# Calibration error & zero error

1. May 10, 2009

### Shukie

1. The problem statement, all variables and given/known data
I have an equation with a number of variables, of which the values and their uncertainties are known. Two of these variables are measured with a ruler, h and l. The question is, will a zero error in the ruler affect the answer or the uncertainty in the answer? The same question for a possible calibration error.

2. Relevant equations
$$\mu = \left(\frac{\pi*R^4}{8Q}\right)*\left(\frac{p*g*(h1 - h2) - p*g*(h2 - h3)}{l1 - l2}\right)$$

$$R = (400 \pm 4)*10^{-6} m$$
$$Q = (100 \pm 0.5)*10^{-9} \frac{m^{3}}{s}$$
$$l1 = (163.8 \pm 0.2)*10^{-3} m$$
$$l2 = (101 \pm 0.2)*10^{-3} m$$
$$h1 = (223 \pm 1)*10^{-3} m$$
$$h2 = (83 \pm 1)*10^{-3} m$$
$$h3 = (23 \pm 1)*10^{-3} m$$
$$g = 10 \mbox{and} p = 1000$$

3. The attempt at a solution
Evaluating this function I get $$\mu = (1.28 \pm 0.07)*10^{-3}$$. The actual zero error isn't given, so I'll assume an error of 1%. Can I simply multiply all the h and l values by 1.01 and then evaluate $$\mu$$ again to see if it deviates from the above answer? If so, do I multiply the uncertainties in h and l by 1.01 as well, or only their actual values?

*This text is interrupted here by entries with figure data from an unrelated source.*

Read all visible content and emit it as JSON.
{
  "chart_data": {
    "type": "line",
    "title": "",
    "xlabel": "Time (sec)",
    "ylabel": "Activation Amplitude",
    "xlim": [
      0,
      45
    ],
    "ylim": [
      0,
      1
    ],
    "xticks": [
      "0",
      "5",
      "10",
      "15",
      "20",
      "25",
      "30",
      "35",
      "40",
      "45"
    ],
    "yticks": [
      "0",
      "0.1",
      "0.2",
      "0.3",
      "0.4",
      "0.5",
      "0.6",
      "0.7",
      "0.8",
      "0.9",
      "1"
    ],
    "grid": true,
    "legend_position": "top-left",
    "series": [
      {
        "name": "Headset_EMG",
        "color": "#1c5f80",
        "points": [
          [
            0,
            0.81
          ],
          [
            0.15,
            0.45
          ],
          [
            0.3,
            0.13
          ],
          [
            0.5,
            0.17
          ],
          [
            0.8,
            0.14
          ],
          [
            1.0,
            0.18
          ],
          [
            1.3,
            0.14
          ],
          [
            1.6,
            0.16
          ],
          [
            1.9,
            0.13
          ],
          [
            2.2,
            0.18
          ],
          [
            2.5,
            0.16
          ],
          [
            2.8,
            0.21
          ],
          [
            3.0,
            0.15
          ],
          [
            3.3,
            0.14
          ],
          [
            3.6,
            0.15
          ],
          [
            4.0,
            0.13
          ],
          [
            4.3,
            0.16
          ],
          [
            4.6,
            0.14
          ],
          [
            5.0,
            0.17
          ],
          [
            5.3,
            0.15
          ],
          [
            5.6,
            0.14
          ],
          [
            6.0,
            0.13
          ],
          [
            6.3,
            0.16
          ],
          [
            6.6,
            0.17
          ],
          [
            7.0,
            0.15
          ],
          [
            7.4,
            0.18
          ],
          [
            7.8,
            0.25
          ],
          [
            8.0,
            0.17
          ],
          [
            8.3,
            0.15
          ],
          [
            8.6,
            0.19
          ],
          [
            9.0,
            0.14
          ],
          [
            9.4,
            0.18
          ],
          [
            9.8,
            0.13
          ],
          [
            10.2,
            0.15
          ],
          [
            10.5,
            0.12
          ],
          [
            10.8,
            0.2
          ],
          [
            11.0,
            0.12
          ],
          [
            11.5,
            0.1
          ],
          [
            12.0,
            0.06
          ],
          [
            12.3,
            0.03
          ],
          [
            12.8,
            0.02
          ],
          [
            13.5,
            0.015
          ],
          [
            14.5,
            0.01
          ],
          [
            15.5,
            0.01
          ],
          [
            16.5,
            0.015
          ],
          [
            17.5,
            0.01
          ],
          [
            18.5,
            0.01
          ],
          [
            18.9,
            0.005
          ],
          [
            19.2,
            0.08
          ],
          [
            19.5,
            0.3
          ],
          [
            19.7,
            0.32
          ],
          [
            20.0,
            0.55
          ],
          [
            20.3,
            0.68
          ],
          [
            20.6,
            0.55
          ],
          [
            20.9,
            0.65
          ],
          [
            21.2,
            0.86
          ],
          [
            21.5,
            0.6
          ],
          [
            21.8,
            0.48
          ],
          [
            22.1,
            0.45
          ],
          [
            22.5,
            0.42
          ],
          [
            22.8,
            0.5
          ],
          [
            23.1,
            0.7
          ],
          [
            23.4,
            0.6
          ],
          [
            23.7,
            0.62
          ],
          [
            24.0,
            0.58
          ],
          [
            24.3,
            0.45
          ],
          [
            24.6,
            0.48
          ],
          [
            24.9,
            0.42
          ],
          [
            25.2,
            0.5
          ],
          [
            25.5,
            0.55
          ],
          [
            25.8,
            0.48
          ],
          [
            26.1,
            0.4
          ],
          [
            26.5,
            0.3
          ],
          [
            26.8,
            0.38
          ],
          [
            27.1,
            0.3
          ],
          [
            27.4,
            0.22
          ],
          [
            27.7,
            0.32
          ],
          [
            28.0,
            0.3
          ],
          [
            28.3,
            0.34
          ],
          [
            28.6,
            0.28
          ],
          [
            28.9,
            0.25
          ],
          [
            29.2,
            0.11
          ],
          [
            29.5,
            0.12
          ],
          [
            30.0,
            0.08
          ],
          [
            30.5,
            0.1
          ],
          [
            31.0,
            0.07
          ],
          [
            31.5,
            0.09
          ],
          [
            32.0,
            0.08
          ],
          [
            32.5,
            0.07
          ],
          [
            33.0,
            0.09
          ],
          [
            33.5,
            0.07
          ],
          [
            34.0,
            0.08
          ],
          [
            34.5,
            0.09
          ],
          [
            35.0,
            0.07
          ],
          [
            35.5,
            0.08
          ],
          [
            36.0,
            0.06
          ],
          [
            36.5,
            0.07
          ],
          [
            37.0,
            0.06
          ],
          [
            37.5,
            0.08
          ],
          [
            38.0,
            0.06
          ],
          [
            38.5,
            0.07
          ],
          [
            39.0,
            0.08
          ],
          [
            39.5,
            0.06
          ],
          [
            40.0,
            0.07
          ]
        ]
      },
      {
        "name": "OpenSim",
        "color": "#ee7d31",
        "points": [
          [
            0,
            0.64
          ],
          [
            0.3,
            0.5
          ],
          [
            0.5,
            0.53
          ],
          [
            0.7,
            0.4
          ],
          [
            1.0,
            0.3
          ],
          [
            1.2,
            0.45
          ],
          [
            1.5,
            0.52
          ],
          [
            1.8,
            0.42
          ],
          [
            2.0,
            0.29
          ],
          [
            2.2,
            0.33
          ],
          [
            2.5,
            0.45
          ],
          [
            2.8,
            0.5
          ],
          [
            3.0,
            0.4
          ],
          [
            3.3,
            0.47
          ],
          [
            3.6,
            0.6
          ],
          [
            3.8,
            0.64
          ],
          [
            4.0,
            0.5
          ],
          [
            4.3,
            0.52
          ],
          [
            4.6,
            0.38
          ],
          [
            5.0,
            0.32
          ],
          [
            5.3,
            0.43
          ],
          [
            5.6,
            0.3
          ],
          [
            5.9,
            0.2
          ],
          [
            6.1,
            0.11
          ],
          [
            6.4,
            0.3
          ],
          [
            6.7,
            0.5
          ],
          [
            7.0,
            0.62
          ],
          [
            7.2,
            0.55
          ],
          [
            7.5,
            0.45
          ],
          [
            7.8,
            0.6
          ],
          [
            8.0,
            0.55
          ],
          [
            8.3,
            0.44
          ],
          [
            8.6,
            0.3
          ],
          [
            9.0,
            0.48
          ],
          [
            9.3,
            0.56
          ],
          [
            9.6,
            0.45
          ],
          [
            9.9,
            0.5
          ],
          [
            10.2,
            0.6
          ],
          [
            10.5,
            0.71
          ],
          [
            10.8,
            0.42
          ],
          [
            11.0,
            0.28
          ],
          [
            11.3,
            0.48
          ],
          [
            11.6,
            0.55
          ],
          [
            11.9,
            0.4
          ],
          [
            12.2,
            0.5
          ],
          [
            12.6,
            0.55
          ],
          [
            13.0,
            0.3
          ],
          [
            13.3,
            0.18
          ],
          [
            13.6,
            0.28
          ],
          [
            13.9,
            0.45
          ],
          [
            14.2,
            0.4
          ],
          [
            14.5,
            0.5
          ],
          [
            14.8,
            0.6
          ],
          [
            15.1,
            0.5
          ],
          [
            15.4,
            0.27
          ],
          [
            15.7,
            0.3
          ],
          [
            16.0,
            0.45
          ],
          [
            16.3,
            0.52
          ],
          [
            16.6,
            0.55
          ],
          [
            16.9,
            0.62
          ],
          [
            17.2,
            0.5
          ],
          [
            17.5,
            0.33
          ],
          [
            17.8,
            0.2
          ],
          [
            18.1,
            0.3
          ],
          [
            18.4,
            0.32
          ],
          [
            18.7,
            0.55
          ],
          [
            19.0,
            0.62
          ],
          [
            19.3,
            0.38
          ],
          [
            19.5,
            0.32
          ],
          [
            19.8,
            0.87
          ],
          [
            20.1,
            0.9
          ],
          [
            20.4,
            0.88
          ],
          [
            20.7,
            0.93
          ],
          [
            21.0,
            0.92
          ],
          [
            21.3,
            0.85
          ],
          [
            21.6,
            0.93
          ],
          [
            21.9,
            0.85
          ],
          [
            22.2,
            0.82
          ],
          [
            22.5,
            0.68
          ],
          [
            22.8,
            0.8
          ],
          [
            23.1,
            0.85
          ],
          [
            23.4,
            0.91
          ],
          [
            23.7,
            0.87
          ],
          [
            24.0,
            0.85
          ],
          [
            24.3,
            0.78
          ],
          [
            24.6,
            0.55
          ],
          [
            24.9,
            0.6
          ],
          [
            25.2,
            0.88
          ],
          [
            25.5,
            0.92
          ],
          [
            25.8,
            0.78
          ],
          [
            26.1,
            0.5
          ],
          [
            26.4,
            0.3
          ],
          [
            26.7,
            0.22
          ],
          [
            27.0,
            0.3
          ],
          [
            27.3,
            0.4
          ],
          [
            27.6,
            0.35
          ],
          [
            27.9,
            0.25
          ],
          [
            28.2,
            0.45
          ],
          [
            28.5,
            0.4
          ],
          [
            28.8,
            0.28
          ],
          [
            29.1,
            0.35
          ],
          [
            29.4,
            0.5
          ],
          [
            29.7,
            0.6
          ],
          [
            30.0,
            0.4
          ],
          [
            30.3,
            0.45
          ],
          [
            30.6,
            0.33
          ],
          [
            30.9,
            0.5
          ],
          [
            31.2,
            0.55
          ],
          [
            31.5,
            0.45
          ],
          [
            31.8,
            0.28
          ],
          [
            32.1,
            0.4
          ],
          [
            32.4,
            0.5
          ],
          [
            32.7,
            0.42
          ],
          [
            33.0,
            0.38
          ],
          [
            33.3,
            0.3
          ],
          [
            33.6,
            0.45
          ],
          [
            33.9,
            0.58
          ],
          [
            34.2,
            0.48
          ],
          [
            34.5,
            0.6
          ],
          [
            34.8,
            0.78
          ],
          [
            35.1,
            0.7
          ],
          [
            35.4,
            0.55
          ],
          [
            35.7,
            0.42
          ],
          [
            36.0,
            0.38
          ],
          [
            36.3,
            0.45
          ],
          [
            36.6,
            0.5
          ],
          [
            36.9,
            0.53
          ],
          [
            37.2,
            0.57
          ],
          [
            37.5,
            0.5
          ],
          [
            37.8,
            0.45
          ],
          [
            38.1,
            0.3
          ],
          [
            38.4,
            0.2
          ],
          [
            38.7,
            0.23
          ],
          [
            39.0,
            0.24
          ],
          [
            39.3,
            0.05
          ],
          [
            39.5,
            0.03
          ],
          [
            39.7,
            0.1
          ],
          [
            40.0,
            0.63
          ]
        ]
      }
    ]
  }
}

As for the calibration error, how is this different from the zero error?

2. May 10, 2009

### LowlyPion

As I would read it, I would think they want you to calculate the error with and without the uncertainties in h and l, which I think means that the nominal result wouldn't change but the error may, if it's weight is significant in determining the original % error.

In the case where you have a systematic error like calibration maybe consider what the effect is on the difference terms in the equation.

3. May 11, 2009

### Shukie

I don't understand. If I have a zero error of 1%, can I simply multiply the uncertainties in h and l by 1.01 as well? If I do that and re-evaluatie the equation, I get $$\mu = (1.28 \pm 0.06)*10^{-3}$$.

4. May 11, 2009

### davieddy

For a zero error of 2 mm, (e.g using the end of the ruler instead of the zero mark)
true value of h = measured value of h - 2 mm

For a calibration error of 1% (e.g. due to thermal expansion of the ruler)
true value = 1.01*(measured value)

5. May 11, 2009

### Shukie

Thanks. Now if I want to calculate the uncertainties again, do I substract 2 mm from the uncertainties in h and l as well or do those stay the same?

6. May 11, 2009

### davieddy

The "uncertainties" represent the limited "precision" of the measurements.
They are called "random" errors as suggested by the +/-. They can be reduced
(and estimated more reliably) by repeating the experiment several times,
but are inescapable and should always be quoted.
BTW when you are quoting the uncertainty, be careful not to introduce
a "rounding error" by not quoting enough significant figures:
L=101 +/- 0.2 is criminal!

Zero, calibration (and rounding!) errors affect the "accuracy" of the result,
and are called "systematic" errors. They have the same sign, and won't
cancel out with repeating the experiment. They should be eliminated or
compensated for.